The new wave of digital humanities (dh) research can be defined in one word: data. This trend involves applying methods borrowed from the sciences (forming a hypothesis, testing through experimentation, observing, analyzing the results, and reproducing the experiment) to provide evidence for assumptions made in humanistic inquiry. This in turn raises the question, what is the role of evidence in the humanities? Unlike the sciences, which rely on what Richard Haswell terms “RAD research,” or replicable, aggregable data, the humanities has long staked its claims in the authority and reliability of the author. This presentation seeks to identify what can be gained by applying algorithmic analysis to large-scale corpora, and likewise what may be lost. The presenter will showcase a series of projects that use data to reveal unethical practices or unfair bias in our field as a way to investigate the potential of “critical informatics” to address inequality in our traditional modes of practice.
As scholars are increasingly encouraged to employ digital tools and databases for research, what remains under-studied is the role of such entities in the mediation – or indeed production – of history and cultural heritage. This paper explores one particular effort in the digitization that relies on the Early English Books Online-Text Creation Partnership (EEBO-TCP), a collaboration between the University Libraries of Michigan and Oxford, the Council on Library and Information Resources, and the commercial publisher, ProQuest. Over the last decade, the searchable text files of EEBO-TCP have emerged as a valuable resource for historians and scholars of early modern England and English literature.

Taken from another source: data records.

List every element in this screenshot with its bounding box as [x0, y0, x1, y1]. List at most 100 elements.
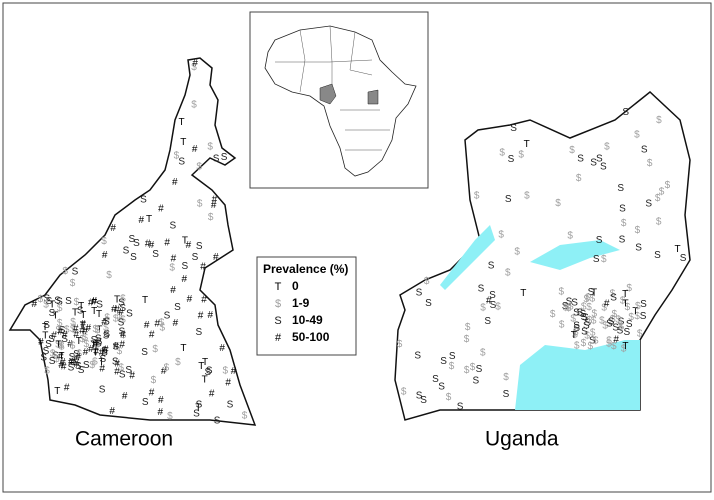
- site-symbol: S: [130, 252, 137, 263]
- site-symbol: S: [48, 334, 55, 345]
- site-symbol: S: [68, 363, 75, 374]
- site-symbol: $: [74, 297, 80, 308]
- site-symbol: $: [628, 312, 634, 323]
- site-symbol: S: [119, 369, 126, 380]
- site-symbol: $: [93, 324, 99, 335]
- site-symbol: S: [95, 334, 102, 345]
- site-symbol: S: [52, 351, 59, 362]
- site-symbol: S: [72, 266, 79, 277]
- site-symbol: #: [79, 326, 85, 337]
- site-symbol: #: [192, 144, 198, 155]
- site-symbol: $: [505, 268, 511, 279]
- site-symbol: S: [577, 154, 584, 165]
- site-symbol: S: [576, 307, 583, 318]
- site-symbol: T: [42, 322, 48, 333]
- site-symbol: S: [608, 317, 615, 328]
- site-symbol: $: [610, 314, 616, 325]
- site-symbol: S: [126, 308, 133, 319]
- site-symbol: #: [122, 391, 128, 402]
- site-symbol: #: [129, 371, 135, 382]
- site-symbol: $: [592, 308, 598, 319]
- site-symbol: #: [109, 406, 115, 417]
- site-symbol: $: [621, 218, 627, 229]
- site-symbol: S: [478, 284, 485, 295]
- site-symbol: $: [474, 191, 480, 202]
- site-symbol: $: [559, 287, 565, 298]
- site-symbol: #: [164, 238, 170, 249]
- site-symbol: S: [43, 294, 50, 305]
- points: $S$#S#$$ #ST#$SS$T$#SS$##$#TSS$SSS#$$T##T…: [32, 58, 687, 426]
- map-label: Uganda: [485, 428, 559, 451]
- site-symbol: #: [158, 395, 164, 406]
- site-symbol: $: [449, 361, 455, 372]
- site-symbol: $: [606, 336, 612, 347]
- site-symbol: $: [621, 343, 627, 354]
- site-symbol: S: [414, 350, 421, 361]
- site-symbol: #: [99, 348, 105, 359]
- lake-kyoga: [530, 240, 620, 270]
- site-symbol: #: [114, 366, 120, 377]
- site-symbol: #: [212, 195, 218, 206]
- site-symbol: S: [140, 195, 147, 206]
- site-symbol: $: [593, 336, 599, 347]
- site-symbol: S: [581, 312, 588, 323]
- site-symbol: S: [73, 349, 80, 360]
- site-symbol: S: [49, 308, 56, 319]
- site-symbol: #: [173, 318, 179, 329]
- site-symbol: #: [93, 339, 99, 350]
- site-symbol: $: [566, 303, 572, 314]
- site-symbol: $: [94, 325, 100, 336]
- site-symbol: $: [620, 295, 626, 306]
- site-symbol: S: [489, 290, 496, 301]
- site-symbol: #: [219, 343, 225, 354]
- site-symbol: S: [119, 303, 126, 314]
- site-symbol: #: [99, 363, 105, 374]
- site-symbol: S: [619, 203, 626, 214]
- site-symbol: #: [149, 329, 155, 340]
- site-symbol: $: [559, 320, 565, 331]
- site-symbol: S: [610, 292, 617, 303]
- site-symbol: $: [550, 309, 556, 320]
- site-symbol: S: [488, 261, 495, 272]
- site-symbol: $: [446, 392, 452, 403]
- site-symbol: #: [67, 339, 73, 350]
- site-symbol: S: [196, 241, 203, 252]
- site-symbol: T: [198, 361, 204, 372]
- site-symbol: #: [58, 352, 64, 363]
- site-symbol: S: [510, 123, 517, 134]
- site-symbol: S: [562, 301, 569, 312]
- lake-victoria: [515, 340, 640, 410]
- site-symbol: #: [170, 285, 176, 296]
- site-symbol: S: [101, 348, 108, 359]
- site-symbol: $: [196, 162, 202, 173]
- site-symbol: $: [103, 323, 109, 334]
- site-symbol: $: [164, 363, 170, 374]
- site-symbol: $: [602, 321, 608, 332]
- site-symbol: S: [640, 299, 647, 310]
- site-symbol: #: [110, 223, 116, 234]
- site-symbol: S: [596, 154, 603, 165]
- site-symbol: S: [626, 319, 633, 330]
- site-symbol: T: [72, 308, 78, 319]
- site-symbol: T: [182, 235, 188, 246]
- site-symbol: $: [601, 254, 607, 265]
- site-symbol: $: [606, 339, 612, 350]
- site-symbol: S: [590, 158, 597, 169]
- site-symbol: T: [178, 117, 184, 128]
- site-symbol: #: [145, 239, 151, 250]
- site-symbol: $: [495, 301, 501, 312]
- site-symbol: #: [58, 327, 64, 338]
- site-symbol: S: [640, 311, 647, 322]
- site-symbol: #: [111, 304, 117, 315]
- site-symbol: S: [618, 316, 625, 327]
- site-symbol: S: [103, 316, 110, 327]
- site-symbol: S: [96, 337, 103, 348]
- site-symbol: T: [195, 403, 201, 414]
- site-symbol: $: [635, 225, 641, 236]
- site-symbol: #: [158, 407, 164, 418]
- site-symbol: $: [117, 311, 123, 322]
- map-label: Cameroon: [75, 428, 173, 451]
- site-symbol: $: [588, 341, 594, 352]
- site-symbol: $: [659, 187, 665, 198]
- site-symbol: S: [54, 295, 61, 306]
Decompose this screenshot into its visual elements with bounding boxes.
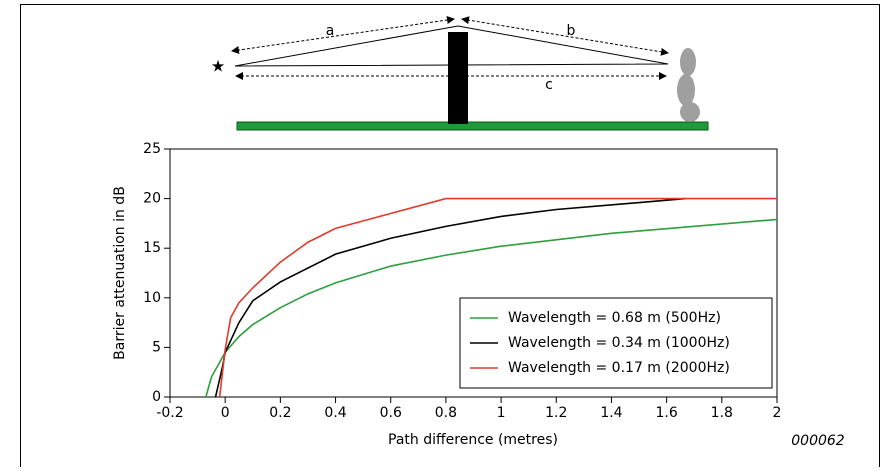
arrow-a xyxy=(231,16,455,54)
barrier xyxy=(448,32,468,124)
plot-area xyxy=(169,148,778,398)
star: ★ xyxy=(211,57,225,76)
frame xyxy=(20,4,880,471)
x-tick-label: 2 xyxy=(773,405,782,421)
x-tick-label: -0.2 xyxy=(156,405,183,421)
ground xyxy=(236,121,709,131)
legend-label: Wavelength = 0.34 m (1000Hz) xyxy=(508,335,730,351)
x-tick-label: 0.4 xyxy=(324,405,346,421)
x-tick-label: 1.6 xyxy=(656,405,678,421)
listener xyxy=(677,48,700,122)
x-tick-label: 0.6 xyxy=(380,405,402,421)
x-tick-label: 0 xyxy=(221,405,230,421)
x-tick-label: 1 xyxy=(497,405,506,421)
legend-box xyxy=(459,297,773,389)
legend-label: Wavelength = 0.17 m (2000Hz) xyxy=(508,360,730,376)
y-tick-label: 5 xyxy=(152,339,161,355)
y-tick-label: 10 xyxy=(143,290,161,306)
y-axis-label: Barrier attenuation in dB xyxy=(112,186,128,360)
figure-code: 000062 xyxy=(791,433,845,449)
series-line xyxy=(218,197,777,398)
x-axis-label: Path difference (metres) xyxy=(388,432,558,448)
x-tick-label: 0.2 xyxy=(269,405,291,421)
y-tick-label: 20 xyxy=(143,191,161,207)
x-tick-label: 1.8 xyxy=(711,405,733,421)
arrow-b xyxy=(461,16,669,56)
x-tick-label: 1.4 xyxy=(600,405,622,421)
legend-label: Wavelength = 0.68 m (500Hz) xyxy=(508,310,721,326)
label-a: a xyxy=(326,23,335,39)
diagram: ★ a b c xyxy=(211,16,709,131)
label-b: b xyxy=(567,23,576,39)
y-tick-label: 15 xyxy=(143,240,161,256)
x-tick-label: 1.2 xyxy=(545,405,567,421)
x-tick-label: 0.8 xyxy=(435,405,457,421)
y-tick-label: 0 xyxy=(152,389,161,405)
label-c: c xyxy=(545,77,553,93)
y-tick-label: 25 xyxy=(143,141,161,157)
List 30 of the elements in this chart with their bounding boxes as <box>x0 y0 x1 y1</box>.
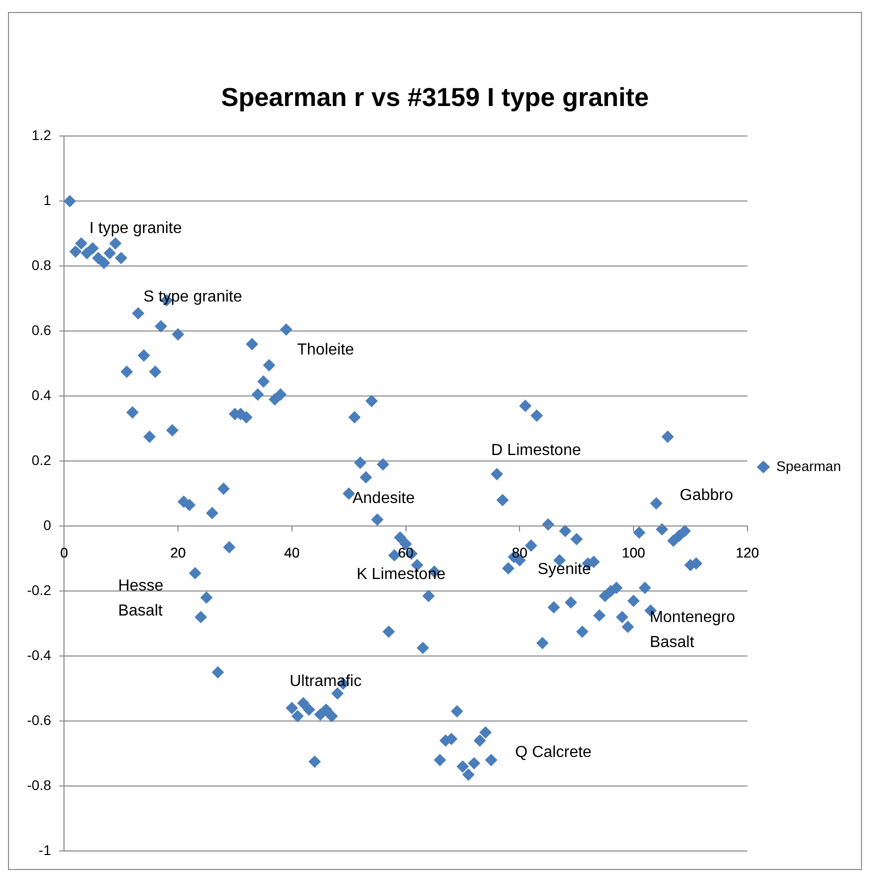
y-tick-label: -0.2 <box>27 582 52 598</box>
y-tick-label: 0.8 <box>32 257 52 274</box>
annotation: D Limestone <box>491 442 582 460</box>
x-tick-label: 120 <box>736 544 760 560</box>
y-tick-label: 0 <box>43 516 52 533</box>
annotation: Q Calcrete <box>515 744 592 761</box>
y-tick-label: -0.6 <box>27 712 52 728</box>
chart-title: Spearman r vs #3159 I type granite <box>221 82 649 112</box>
y-tick-label: 0.4 <box>32 386 52 403</box>
y-tick-label: 1.2 <box>32 127 52 144</box>
x-tick-label: 0 <box>60 544 68 560</box>
annotation: I type granite <box>89 220 182 237</box>
annotation: K Limestone <box>356 566 446 583</box>
annotation: Gabbro <box>680 487 734 504</box>
y-tick-label: 0.2 <box>32 452 52 468</box>
y-tick-label: -1 <box>38 842 52 858</box>
annotation: Hesse Basalt <box>118 578 164 620</box>
annotation: Syenite <box>538 560 592 578</box>
x-tick-label: 20 <box>170 544 186 560</box>
y-tick-label: 1 <box>43 192 52 208</box>
x-tick-label: 40 <box>284 544 300 560</box>
annotation: S type granite <box>143 288 242 306</box>
annotation: Montenegro Basalt <box>650 609 736 652</box>
y-tick-label: 0.6 <box>32 322 52 338</box>
annotation: Tholeite <box>297 341 354 358</box>
annotation: Andesite <box>352 490 415 508</box>
x-tick-label: 100 <box>622 544 646 560</box>
y-tick-label: -0.4 <box>27 646 52 663</box>
y-tick-label: -0.8 <box>27 776 52 793</box>
legend-label: Spearman <box>776 458 841 474</box>
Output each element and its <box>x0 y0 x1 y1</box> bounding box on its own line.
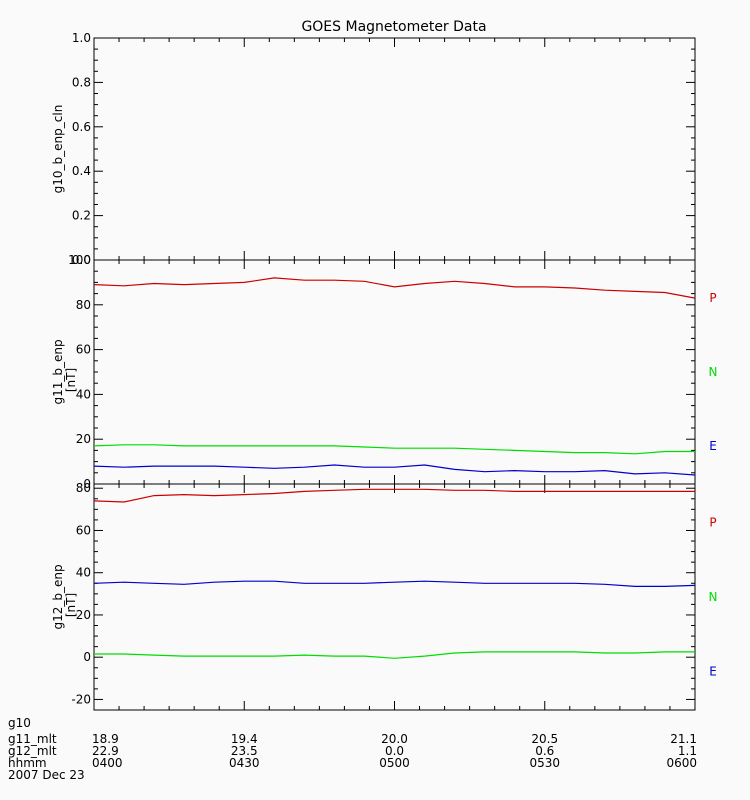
series-line-P <box>93 488 695 503</box>
x-row-value: 0.6 <box>535 744 554 758</box>
x-row-label: g12_mlt <box>8 744 57 758</box>
x-row-value: 21.1 <box>670 732 697 746</box>
panel-2: 0 20 40 60 80 100 g11_b_enp [nT] P N E <box>51 253 717 491</box>
x-row-value: 0430 <box>229 756 260 770</box>
y-tick-label: 40 <box>76 566 91 580</box>
x-row-value: 19.4 <box>231 732 258 746</box>
y-tick-label: 20 <box>76 608 91 622</box>
y-tick-label: 80 <box>76 481 91 495</box>
x-label-row: g10 <box>8 716 31 730</box>
panel-frame <box>93 37 696 261</box>
y-tick-label: 60 <box>76 343 91 357</box>
y-tick-label: 20 <box>76 432 91 446</box>
x-row-value: 20.0 <box>381 732 408 746</box>
chart-title: GOES Magnetometer Data <box>301 19 486 35</box>
series-legend-P: P <box>709 291 716 305</box>
x-row-value: 0500 <box>379 756 410 770</box>
y-tick-label: -20 <box>71 692 91 706</box>
series-line-N <box>94 651 695 659</box>
x-row-label: g10 <box>8 716 31 730</box>
series-line-E <box>93 464 696 476</box>
series-line-E <box>93 580 696 588</box>
series-legend-N: N <box>709 590 718 604</box>
panel-frame <box>93 483 696 711</box>
y-tick-label: 0.0 <box>72 253 91 267</box>
date-label: 2007 Dec 23 <box>8 768 85 782</box>
series-legend-E: E <box>709 439 717 453</box>
y-tick-label: 0.8 <box>72 75 91 89</box>
x-row-value: 20.5 <box>531 732 558 746</box>
y-tick-label: 0.2 <box>72 209 91 223</box>
panel-frame <box>93 259 696 485</box>
y-tick-label: 0 <box>83 477 91 491</box>
x-row-value: 0.0 <box>385 744 404 758</box>
x-label-row: g11_mlt 18.9 19.4 20.0 20.5 21.1 <box>8 732 697 746</box>
x-row-label: g11_mlt <box>8 732 57 746</box>
y-axis-label: g10_b_enp_cln <box>51 105 65 194</box>
y-tick-label: 60 <box>76 523 91 537</box>
x-row-value: 0600 <box>666 756 697 770</box>
y-tick-label: 80 <box>76 298 91 312</box>
x-row-value: 0530 <box>529 756 560 770</box>
x-row-label: hhmm <box>8 756 47 770</box>
x-label-row: g12_mlt 22.9 23.5 0.0 0.6 1.1 <box>8 744 697 758</box>
y-axis-unit: [nT] <box>64 368 78 392</box>
panel-1: 0.0 0.2 0.4 0.6 0.8 1.0 g10_b_enp_cln <box>51 31 696 267</box>
y-axis-unit: [nT] <box>64 593 78 617</box>
y-tick-label: 0 <box>83 650 91 664</box>
y-tick-label: 40 <box>76 387 91 401</box>
x-row-value: 22.9 <box>92 744 119 758</box>
y-axis-label: g11_b_enp <box>51 339 65 404</box>
x-row-value: 18.9 <box>92 732 119 746</box>
y-tick-label: 0.4 <box>72 164 91 178</box>
series-legend-N: N <box>709 365 718 379</box>
y-tick-label: 0.6 <box>72 120 91 134</box>
x-label-row: hhmm 0400 0430 0500 0530 0600 <box>8 756 697 770</box>
series-legend-P: P <box>709 515 716 529</box>
series-line-N <box>93 444 695 455</box>
panel-3: -20 0 20 40 60 80 g12_b_enp [nT] P N E <box>51 481 718 711</box>
y-tick-label: 1.0 <box>72 31 91 45</box>
series-legend-E: E <box>709 665 717 679</box>
x-row-value: 23.5 <box>231 744 258 758</box>
series-line-P <box>93 277 696 299</box>
y-axis-label: g12_b_enp <box>51 564 65 629</box>
x-row-value: 1.1 <box>678 744 697 758</box>
y-tick-label: 100 <box>68 253 91 267</box>
x-row-value: 0400 <box>92 756 123 770</box>
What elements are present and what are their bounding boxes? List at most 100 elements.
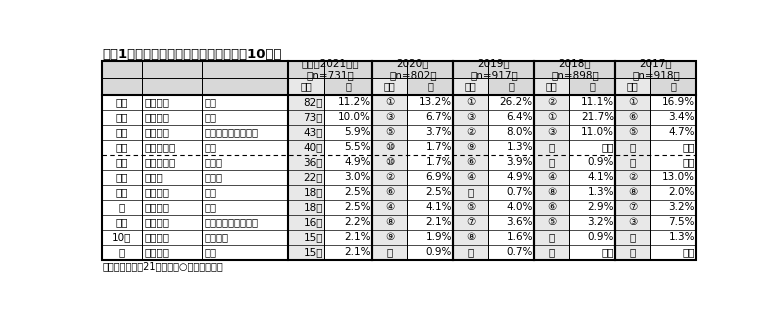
Text: ⑩: ⑩ [385,157,394,167]
Text: ⑤: ⑤ [385,127,394,137]
Text: 6.4%: 6.4% [506,112,533,122]
Text: ③: ③ [466,112,475,122]
Text: 2.5%: 2.5% [344,202,371,212]
Text: 野球: 野球 [205,97,217,107]
Text: 2.0%: 2.0% [668,187,695,197]
Text: 3.2%: 3.2% [587,217,614,227]
Text: 順位: 順位 [384,81,396,91]
Text: 15人: 15人 [304,247,323,257]
Text: －: － [629,142,636,152]
Text: 野球: 野球 [205,202,217,212]
Text: 1.3%: 1.3% [668,232,695,242]
Text: 11.2%: 11.2% [337,97,371,107]
Text: 1.7%: 1.7% [425,142,452,152]
Text: ⑬: ⑬ [629,232,636,242]
Bar [102,61,696,260]
Text: 0.9%: 0.9% [587,157,614,167]
Text: ５位: ５位 [115,157,129,167]
Text: ⑦: ⑦ [628,202,637,212]
Text: 40人: 40人 [304,142,323,152]
Text: 0.9%: 0.9% [425,247,452,257]
Text: ①: ① [385,97,394,107]
Text: 26.2%: 26.2% [499,97,533,107]
Text: 6.9%: 6.9% [425,172,452,182]
Text: 2.5%: 2.5% [425,187,452,197]
Text: ②: ② [466,127,475,137]
Text: 4.1%: 4.1% [425,202,452,212]
Text: 18人: 18人 [304,187,323,197]
Text: 1.6%: 1.6% [506,232,533,242]
Text: －: － [629,247,636,257]
Text: ⑤: ⑤ [466,202,475,212]
Text: 3.7%: 3.7% [425,127,452,137]
Text: 人数: 人数 [300,81,312,91]
Text: ６位: ６位 [115,172,129,182]
Text: 11.0%: 11.0% [581,127,614,137]
Text: ③: ③ [628,217,637,227]
Text: 0.9%: 0.9% [587,232,614,242]
Text: 22人: 22人 [304,172,323,182]
Bar [102,61,696,95]
Text: テニス: テニス [205,157,223,167]
Text: 順位: 順位 [627,81,639,91]
Text: 3.2%: 3.2% [668,202,695,212]
Text: ②: ② [628,172,637,182]
Bar [453,95,488,260]
Text: （注）－は上位21位以下、○数字は順位。: （注）－は上位21位以下、○数字は順位。 [102,261,223,271]
Text: ⑫: ⑫ [548,157,555,167]
Bar [534,95,569,260]
Text: 5.9%: 5.9% [344,127,371,137]
Text: ７位: ７位 [115,187,129,197]
Text: 3.0%: 3.0% [344,172,371,182]
Text: ④: ④ [547,172,556,182]
Text: ９位: ９位 [115,217,129,227]
Text: 0.7%: 0.7% [506,247,533,257]
Text: ⑧: ⑧ [547,187,556,197]
Text: ⑨: ⑨ [385,232,394,242]
Text: ⑧: ⑧ [628,187,637,197]
Text: －: － [629,157,636,167]
Text: 16.9%: 16.9% [662,97,695,107]
Text: －％: －％ [682,157,695,167]
Text: 4.1%: 4.1% [587,172,614,182]
Text: テニス: テニス [205,172,223,182]
Text: ⑤: ⑤ [628,127,637,137]
Text: 2.1%: 2.1% [425,217,452,227]
Text: ①: ① [466,97,475,107]
Text: ２位: ２位 [115,112,129,122]
Text: 1.3%: 1.3% [587,187,614,197]
Text: ％: ％ [508,81,514,91]
Text: 4.9%: 4.9% [344,157,371,167]
Text: －: － [548,247,555,257]
Text: ②: ② [547,97,556,107]
Text: 大谷翔平: 大谷翔平 [144,112,169,122]
Text: 2018年
（n=898）: 2018年 （n=898） [551,59,599,80]
Text: 16人: 16人 [304,217,323,227]
Bar [372,78,407,95]
Text: 1.7%: 1.7% [425,157,452,167]
Text: ⑥: ⑥ [547,202,556,212]
Text: 〃: 〃 [118,202,125,212]
Text: 43人: 43人 [304,127,323,137]
Text: ③: ③ [547,127,556,137]
Text: 3.4%: 3.4% [668,112,695,122]
Text: 82人: 82人 [304,97,323,107]
Bar [615,78,650,95]
Bar [453,78,488,95]
Text: サッカー: サッカー [205,232,228,242]
Bar [287,78,325,95]
Text: 野球: 野球 [205,112,217,122]
Text: ％: ％ [345,81,351,91]
Bar [372,95,407,260]
Text: －: － [548,142,555,152]
Text: ％: ％ [427,81,433,91]
Text: ⑧: ⑧ [466,232,475,242]
Text: 1.9%: 1.9% [425,232,452,242]
Text: 2.2%: 2.2% [344,217,371,227]
Text: ⑨: ⑨ [466,142,475,152]
Text: 羽生結弦: 羽生結弦 [144,127,169,137]
Text: 図表1　最も好きなスポーツ選手（上位10位）: 図表1 最も好きなスポーツ選手（上位10位） [102,48,281,61]
Text: 6.7%: 6.7% [425,112,452,122]
Text: 1.3%: 1.3% [506,142,533,152]
Text: ③: ③ [385,112,394,122]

In this initiative of EEBO-TCP, English texts dating from the 15th to the 18th centuries are transcribed and encoded by workers in various Asian countries, and, more lately, India in particular. Given the British subjugation of the Indian subcontinent until 1947, the use of workers in the same region to provide digital access to English intellectual traditions seems worthy of further scrutiny. How might these circumstances of production influence our present-day investigations of that which is called English history? Furthermore, what are the local effects of such transcription and encoding work? Namely, what are the implications for workers in southeast Asia and India as they grapple with the pre-colonial English mores and morality transmitted in these early modern texts? This paper will raise such questions and likely answer none, but nevertheless embarks upon a consideration of how our initiatives in the digital humanities are complicit in a cultural imperialism that is expanding the reach of the West simultaneously backwards and forwards in time.
Artist Julian Oliver has observed that "Infrastructure must not be a ghost. Nor should we have only mythic imagination at our disposal in attempts to describe it." In our efforts to make the digital conceptually accessible, we speak of clouds and cookies, make virality a virtue, and imagine ourselves as resources to be (data) mined. Not only do figures such as these often construct the digital in ways that may not be in our best interests, but they often erase the signs of their construction as well. Specific technological choices and configurations become naturalized. As the digital humanities position themselves to work with big data and its methods, we should not lose sight of what Evan Selinger has called the contextual integrity of that data, the degree to which the "datafication" often mitigates against the contexts that make that it valuable in the first place. To that end, this presentation suggests that we need to develop a productive concept of friction, a counterpoint to discussions of virality or rhetorical velocity.